Les décomptes officiels ont aussi leur part dans mon agacement... à quel moment on parle des cas actifs, c'est à dire en déduisant les guérisons du nombre de personnes contaminées ? On a l'impression d'un décompte morbide, et qu'en plus si ça n'est pas la catastrophe attendue, tout le monde sera déçu.

Et puis -mais ça c'est mon côté tatillon- ça m'agace qu'on dise LE coronavirus. C'est UN coronavirus, parce qu'il en existe tout plein, comme celui qui donne le rhume (celui-là, je ne le remercie pas, c'est lui qui nous fait l'oeil larmoyant et le nez rouge tomate, avec reniflette intégrée).

Je mentirai si je disais que je ne suis pas un peu inquiète. Avec ma grippe surinfectée, je coche toutes les cases "symptômes covid-19". Sauf qu'il n'y a plus - du moins dans mon département- de dépistage systématique, et comme je ne suis pas une personne à risque, il est probable que si je l'attrapais, ça n'aurait pas de graves conséquences pour moi.
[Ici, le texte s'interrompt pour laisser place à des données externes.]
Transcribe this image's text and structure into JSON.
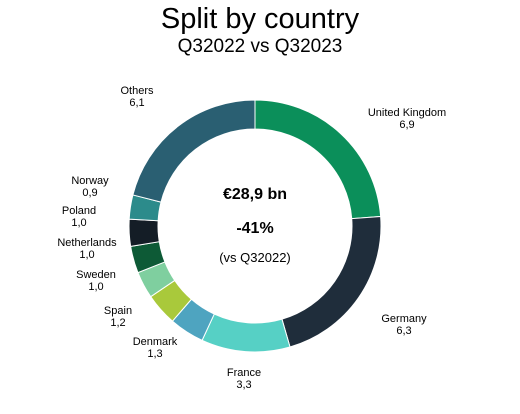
{
  "chart_data": {
    "type": "pie",
    "title": "Split by country",
    "subtitle": "Q32022 vs Q32023",
    "center": {
      "total": "€28,9 bn",
      "change": "-41%",
      "note": "(vs Q32022)"
    },
    "slices": [
      {
        "name": "United Kingdom",
        "value": 6.9,
        "label": "6,9",
        "color": "#0b8f5a"
      },
      {
        "name": "Germany",
        "value": 6.3,
        "label": "6,3",
        "color": "#1f2d3b"
      },
      {
        "name": "France",
        "value": 3.3,
        "label": "3,3",
        "color": "#56d0c5"
      },
      {
        "name": "Denmark",
        "value": 1.3,
        "label": "1,3",
        "color": "#4ea4c0"
      },
      {
        "name": "Spain",
        "value": 1.2,
        "label": "1,2",
        "color": "#a9c93b"
      },
      {
        "name": "Sweden",
        "value": 1.0,
        "label": "1,0",
        "color": "#7fcf9f"
      },
      {
        "name": "Netherlands",
        "value": 1.0,
        "label": "1,0",
        "color": "#0d5a36"
      },
      {
        "name": "Poland",
        "value": 1.0,
        "label": "1,0",
        "color": "#141d26"
      },
      {
        "name": "Norway",
        "value": 0.9,
        "label": "0,9",
        "color": "#2c8b8b"
      },
      {
        "name": "Others",
        "value": 6.1,
        "label": "6,1",
        "color": "#2a5f72"
      }
    ]
  }
}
Donc, je ne suis pas testée.
Ah oui, à ce propos, par personne à risque, il faut comprendre à santé fragile ou ayant des risques avérés du fait de certaines pathologies et suite d'opération. Ce n'est pas "à risque de choper le corona"(et moi, je préfère la despé. Désolée, fallait que je la place).

Bref, j'avoue que je serai plus rassurée si je pouvais être dépistée.

C'est irrationnel, je le sais, parce qu'en plus il ne se passerait rien de plus qu'actuellement : on reste au chaud, et pis c'est tout (enfin si, quelques antibios du fait de l'encombrement de ma sphère ORL, #glamour)
Le dépistage systématique n'avait pour but que de limiter la vitesse de propagation et qu'il n'est plus utile dès lors que le petit covid-19 se balade un peu partout, tout seul comme un grand... ça c'est mon côté rationnel.

Quoi qu'il en soit, au-delà de l'inquiétude liée à l'apparition d'une nouvelle maladie, je suis atterrée de constater que ce qui est mort et bien mort, c'est le bon sens. Les fakes news ont de beaux jours devant elles...
Cette épidémie révèle -une fois encore- certains des aspects les moins flatteurs de notre espèce : racisme, auto-centrisme, non réflexion, irresponsabilité, méchanceté, stupidité, complotisme...
Pourtant, je persiste à croire que si on ne voit que ces choses-là, c'est parce que les autres se taisent... non pas parce qu'ils n'ont rien à dire, mais simplement parce qu'ils vivent leur vie en s'adaptant aux circonstances, sans hurler à la fin du monde ni virer survivaliste dès qu'un souci se présente. A tous ceux là : tenez-bon, je suis avec vous, nous ne sommes pas seuls !!!